NFT Fractionalization
What is a fractional NFT?
- A fractional NFT is simply a whole NFT that has been divided into smaller fractions, allowing different numbers of people to claim ownership of a piece of the same NFT. The NFT is fractionalized using a smart contract that generates a set of tokens linked to the indivisible original.
- These fractional tokens give each holder a percentage of ownership of an NFT, and can be traded or exchanged on secondary markets.
How does it work?
To break this NFT into fractions, it must first be locked in a smart contract, which will split the ERC-721 token into multiple ERC-20 tokens as per the instructions the NFT owner has given. The owner specifies everything, from the number of ERC-20 tokens to be created, to their prices, to the metadata to be used, to any other property they deem important. Each fraction or ERC-20 token created represents partial ownership of the NFT. The fractions can then be put up for sale at a fixed price for a particular time or until they get sold out.

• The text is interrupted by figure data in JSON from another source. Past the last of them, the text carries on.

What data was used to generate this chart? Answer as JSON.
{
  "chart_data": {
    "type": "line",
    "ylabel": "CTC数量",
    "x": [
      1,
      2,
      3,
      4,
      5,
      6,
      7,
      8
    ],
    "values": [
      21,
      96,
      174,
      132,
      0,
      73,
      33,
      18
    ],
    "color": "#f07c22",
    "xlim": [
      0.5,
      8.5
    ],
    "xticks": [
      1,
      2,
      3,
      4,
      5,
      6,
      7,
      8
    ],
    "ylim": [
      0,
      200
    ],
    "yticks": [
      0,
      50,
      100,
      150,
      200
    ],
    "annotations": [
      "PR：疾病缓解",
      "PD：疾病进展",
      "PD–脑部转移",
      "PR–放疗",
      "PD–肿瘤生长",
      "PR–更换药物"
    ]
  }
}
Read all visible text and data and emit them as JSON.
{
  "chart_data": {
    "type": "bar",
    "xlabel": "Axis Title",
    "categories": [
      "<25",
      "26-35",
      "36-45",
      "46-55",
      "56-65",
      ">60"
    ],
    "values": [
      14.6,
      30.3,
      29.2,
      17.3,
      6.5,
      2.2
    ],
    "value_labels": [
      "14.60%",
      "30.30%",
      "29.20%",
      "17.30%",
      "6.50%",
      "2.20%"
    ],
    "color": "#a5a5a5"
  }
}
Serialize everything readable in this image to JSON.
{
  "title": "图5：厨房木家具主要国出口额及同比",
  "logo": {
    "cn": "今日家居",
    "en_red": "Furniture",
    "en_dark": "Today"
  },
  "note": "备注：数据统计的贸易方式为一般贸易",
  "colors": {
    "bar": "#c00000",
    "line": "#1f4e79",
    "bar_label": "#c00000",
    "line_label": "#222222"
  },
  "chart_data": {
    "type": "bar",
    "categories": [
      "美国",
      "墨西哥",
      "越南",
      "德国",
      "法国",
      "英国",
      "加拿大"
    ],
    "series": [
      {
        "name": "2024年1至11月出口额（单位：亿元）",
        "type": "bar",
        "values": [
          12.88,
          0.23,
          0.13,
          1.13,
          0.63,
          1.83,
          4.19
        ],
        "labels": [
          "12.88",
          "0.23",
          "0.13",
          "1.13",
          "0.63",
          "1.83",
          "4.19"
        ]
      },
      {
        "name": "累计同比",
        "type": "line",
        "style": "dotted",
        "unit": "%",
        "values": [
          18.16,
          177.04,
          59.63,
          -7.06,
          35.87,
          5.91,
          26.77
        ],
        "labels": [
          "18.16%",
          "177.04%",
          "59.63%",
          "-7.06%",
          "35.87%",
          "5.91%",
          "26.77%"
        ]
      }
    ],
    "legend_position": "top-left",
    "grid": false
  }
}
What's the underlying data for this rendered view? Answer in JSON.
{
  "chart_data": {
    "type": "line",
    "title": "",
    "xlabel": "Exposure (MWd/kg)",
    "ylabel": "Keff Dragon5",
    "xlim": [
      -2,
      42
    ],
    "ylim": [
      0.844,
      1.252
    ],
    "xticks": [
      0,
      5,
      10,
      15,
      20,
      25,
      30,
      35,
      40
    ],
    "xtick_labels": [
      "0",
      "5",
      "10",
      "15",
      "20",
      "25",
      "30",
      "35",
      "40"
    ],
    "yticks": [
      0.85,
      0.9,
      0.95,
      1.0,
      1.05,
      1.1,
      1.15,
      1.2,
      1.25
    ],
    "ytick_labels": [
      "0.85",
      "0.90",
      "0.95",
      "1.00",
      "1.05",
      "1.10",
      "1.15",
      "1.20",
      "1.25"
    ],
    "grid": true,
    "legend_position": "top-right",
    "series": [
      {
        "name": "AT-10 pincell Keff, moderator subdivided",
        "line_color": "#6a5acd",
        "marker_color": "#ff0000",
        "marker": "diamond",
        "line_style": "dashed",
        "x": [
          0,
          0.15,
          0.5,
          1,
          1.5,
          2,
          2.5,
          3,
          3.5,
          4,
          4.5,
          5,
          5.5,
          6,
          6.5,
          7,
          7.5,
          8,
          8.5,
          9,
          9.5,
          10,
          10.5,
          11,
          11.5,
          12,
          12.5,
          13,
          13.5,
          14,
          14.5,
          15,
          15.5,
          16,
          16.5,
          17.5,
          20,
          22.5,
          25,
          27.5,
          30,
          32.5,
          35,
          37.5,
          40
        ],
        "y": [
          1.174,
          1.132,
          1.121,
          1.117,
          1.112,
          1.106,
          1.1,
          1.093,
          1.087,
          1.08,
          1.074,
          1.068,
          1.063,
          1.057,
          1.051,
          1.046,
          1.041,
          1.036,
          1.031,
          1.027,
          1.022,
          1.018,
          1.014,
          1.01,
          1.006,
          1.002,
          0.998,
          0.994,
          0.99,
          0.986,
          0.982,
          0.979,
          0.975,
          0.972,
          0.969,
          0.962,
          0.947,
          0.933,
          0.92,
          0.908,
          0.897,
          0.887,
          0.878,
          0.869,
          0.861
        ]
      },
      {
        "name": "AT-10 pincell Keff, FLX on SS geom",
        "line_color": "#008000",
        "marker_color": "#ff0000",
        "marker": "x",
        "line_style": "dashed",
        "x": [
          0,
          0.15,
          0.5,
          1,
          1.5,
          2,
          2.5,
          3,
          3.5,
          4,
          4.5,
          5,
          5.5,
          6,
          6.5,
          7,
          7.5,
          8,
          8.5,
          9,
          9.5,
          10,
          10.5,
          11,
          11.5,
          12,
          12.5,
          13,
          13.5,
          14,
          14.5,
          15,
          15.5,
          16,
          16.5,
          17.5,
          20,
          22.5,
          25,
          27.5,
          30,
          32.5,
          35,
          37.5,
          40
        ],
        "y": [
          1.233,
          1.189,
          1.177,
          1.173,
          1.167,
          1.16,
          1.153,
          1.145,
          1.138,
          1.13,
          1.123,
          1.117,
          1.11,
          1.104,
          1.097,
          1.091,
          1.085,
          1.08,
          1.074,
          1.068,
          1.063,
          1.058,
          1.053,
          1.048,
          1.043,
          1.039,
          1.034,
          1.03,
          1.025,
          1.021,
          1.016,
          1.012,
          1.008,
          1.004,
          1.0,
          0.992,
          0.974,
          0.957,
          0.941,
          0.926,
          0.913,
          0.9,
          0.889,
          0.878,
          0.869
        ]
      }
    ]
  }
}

Benefits of fractional NFT
- Price discovery: the asset is extremely valuable and they want help finding price discovery, fractionalizing the item and selling 20% on the market can be a valuable tool to help understand how the market values the NFT.
- More liquidity: owners have significantly better exit liquidity than if they owned the NFT themselves. This can be achieved through on-chain exchanges such Uniswap.
- Curator incentives: an NFT owner who divides their asset into fractions receives a curator fee from their chosen NFT marketplace. Although the owner can set and update the amount of this fee, it is subject to a maximum price limit to prevent reckless pricing.